Following a structured approach to your monthly income ensures your financial stability and sets you up for long-term growth.
It also allows you to achieve your financial goals of buying a home or retiring early.
But crucially, it improves your financial literacy skills and allows you to become comfortable and confident with investing, spending and income.
So, here’s your go-to guide to effectively manage your monthly income:
1. Calculate Essentials
- Action: First and foremost, make a note of all your essential expenses. This includes rent or mortgage, utilities, groceries, transportation, insurance, and any debt repayments. Get the figure, write it down, and subtract it from your paycheck.
- Explanation: By identifying and allocating funds for essential expenses immediately, you ensure that you cover your fundamental needs without stress. This clarity keeps financial anxiety at bay and lets you focus on your financial goals.
2. Budget for Non-Essentials
- Action: Once essentials are covered, allocate a portion of your paycheck for non-essentials. This could be for entertainment, dining out, hobbies, or shopping. Again, get the figure, write it down and subtract it from your paycheck.
- Explanation: Setting a budget for non-essentials allows you to enjoy your earnings without overspending. It’s a way to strike a balance between living in the present and planning for the future. You can’t stop living life!
3. Automate Deposits into Investment Account
- Action: Determine the amount you can invest after essentials and non-essentials. Then, set up an automatic transfer from your primary account to your investment account each month. So, no matter what, every month this money comes out. Short on money? Cut back on non-essentials. This figure never goes down from here. It only goes up as you earn more. For a detailed guide on what sort of investing I’m talking about and how to get started, read this post.
- Explanation: Don’t be put off if this is a small amount. Even £100 a month is better than nothing. Automation eliminates the temptation to spend and ensures that you consistently channel funds into building your wealth. And as you increase your income, keep the ‘essential’ and ‘non-essential’ pots the same and increase this one. That’s the key to getting becoming comfortable with money when you’re older.
4. Set Up Recurring Investments
- Action: Within your investment account, establish monthly recurring investments in diversified assets. I recommend using InvestEngine. It’s really simple and easy to use.
- Explanation: Consistent monthly investments leverage the power of dollar-cost averaging, reducing the impact of market volatility and ensuring you’re investing irrespective of market highs or lows. We’re looking for ETFs, bonds and tracker funds here (S&P500, FTSE100, World Tracker, Government Bonds). For tips on example investment portfolios, see here.
5. Appreciate the Long Game
- Action: Adopt a long-term perspective.
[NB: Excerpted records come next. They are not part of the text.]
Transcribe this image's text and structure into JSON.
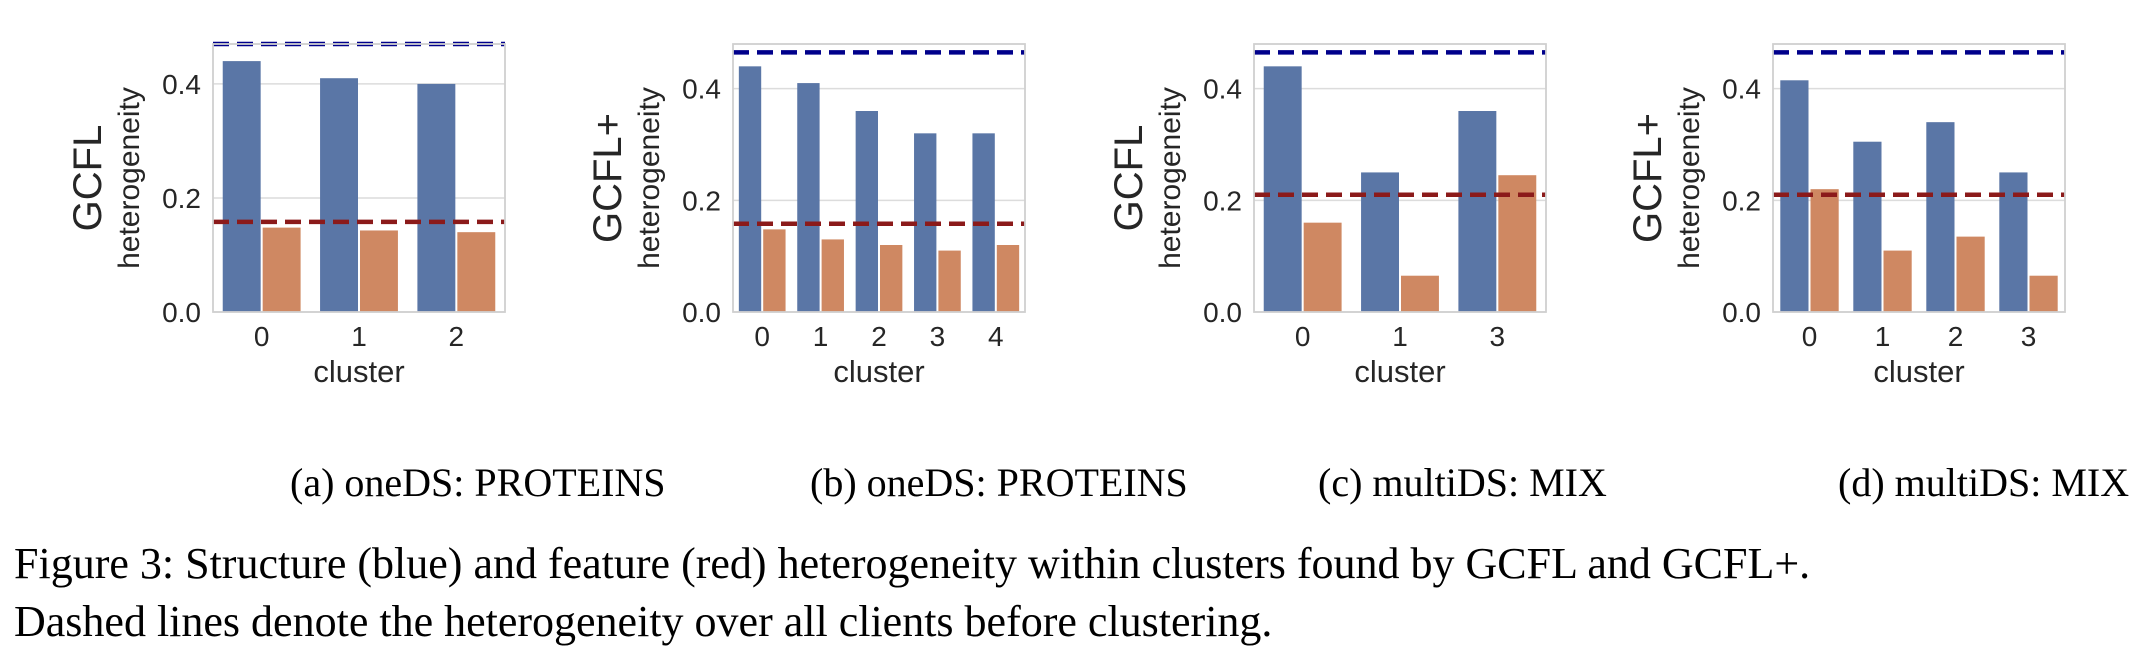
{
  "colors": {
    "structure_bar": "#5a76a6",
    "feature_bar": "#cf8862",
    "structure_dashed": "#00008b",
    "feature_dashed": "#8b1a1a"
  },
  "chart_data": [
    {
      "type": "bar",
      "subcaption": "(a) oneDS: PROTEINS",
      "ylabel_main": "GCFL",
      "ylabel_sub": "heterogeneity",
      "xlabel": "cluster",
      "categories": [
        "0",
        "1",
        "2"
      ],
      "yticks": [
        "0.0",
        "0.2",
        "0.4"
      ],
      "ylim": [
        0,
        0.47
      ],
      "series": [
        {
          "values": [
            0.44,
            0.41,
            0.4
          ]
        },
        {
          "values": [
            0.148,
            0.143,
            0.14
          ]
        }
      ],
      "hlines": [
        0.47,
        0.158
      ],
      "grid": true
    },
    {
      "type": "bar",
      "subcaption": "(b) oneDS: PROTEINS",
      "ylabel_main": "GCFL+",
      "ylabel_sub": "heterogeneity",
      "xlabel": "cluster",
      "categories": [
        "0",
        "1",
        "2",
        "3",
        "4"
      ],
      "yticks": [
        "0.0",
        "0.2",
        "0.4"
      ],
      "ylim": [
        0,
        0.48
      ],
      "series": [
        {
          "values": [
            0.44,
            0.41,
            0.36,
            0.32,
            0.32
          ]
        },
        {
          "values": [
            0.148,
            0.13,
            0.12,
            0.11,
            0.12
          ]
        }
      ],
      "hlines": [
        0.465,
        0.158
      ],
      "grid": true
    },
    {
      "type": "bar",
      "subcaption": "(c) multiDS: MIX",
      "ylabel_main": "GCFL",
      "ylabel_sub": "heterogeneity",
      "xlabel": "cluster",
      "categories": [
        "0",
        "1",
        "3"
      ],
      "yticks": [
        "0.0",
        "0.2",
        "0.4"
      ],
      "ylim": [
        0,
        0.48
      ],
      "series": [
        {
          "values": [
            0.44,
            0.25,
            0.36
          ]
        },
        {
          "values": [
            0.16,
            0.065,
            0.245
          ]
        }
      ],
      "hlines": [
        0.465,
        0.21
      ],
      "grid": true
    },
    {
      "type": "bar",
      "subcaption": "(d) multiDS: MIX",
      "ylabel_main": "GCFL+",
      "ylabel_sub": "heterogeneity",
      "xlabel": "cluster",
      "categories": [
        "0",
        "1",
        "2",
        "3"
      ],
      "yticks": [
        "0.0",
        "0.2",
        "0.4"
      ],
      "ylim": [
        0,
        0.48
      ],
      "series": [
        {
          "values": [
            0.415,
            0.305,
            0.34,
            0.25
          ]
        },
        {
          "values": [
            0.22,
            0.11,
            0.135,
            0.065
          ]
        }
      ],
      "hlines": [
        0.465,
        0.21
      ],
      "grid": true
    }
  ],
  "caption": {
    "line1": "Figure 3: Structure (blue) and feature (red) heterogeneity within clusters found by GCFL and GCFL+.",
    "line2": "Dashed lines denote the heterogeneity over all clients before clustering."
  }
}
Aim for a 10 to 20-year horizon. But appreciate that you might be working to a shorter horizon for certain goals (like buying a house). Again, see here for how to invest your money based on different timelines.
- Deep Dive: The beauty of investments is in their compounding effect. Over the years, as you keep investing, your portfolio grows with the stock market, begins to compound, and eventually, you will generate passive income. The longer your money remains invested, the more it can grow. So don’t get frustrated if you don’t get a return after 2 years. That’s normal. Give it 20.
6. Embrace Discipline, Patience, and Time
- Action: Stay disciplined with your investment routine, be patient with market fluctuations, and value time in the market over timing the market.
- Deep Dive: Investing isn’t a sprint; it’s a marathon. Short-term market dips are overshadowed by long-term gains. By staying disciplined and patient, and by giving your investments time to mature, you’re setting yourself up for sustained success. This is a key, key part of financial literacy and becoming confident and comfortable. You need to learn the soft skills of finance.
Conclusion:
Following this structured approach not only ensures financial stability but also builds a significant wealth portfolio over time.
The magic isn’t just in the money, but in the knowledge, discipline, and patience that make financial freedom attainable.
In conclusion, every time you receive monthly income you have an opportunity – a chance to secure your present and invest in a prosperous future. With discipline, patience, and a long-term vision, you’re not just spending money; you’re sowing the seeds for a brighter financial future.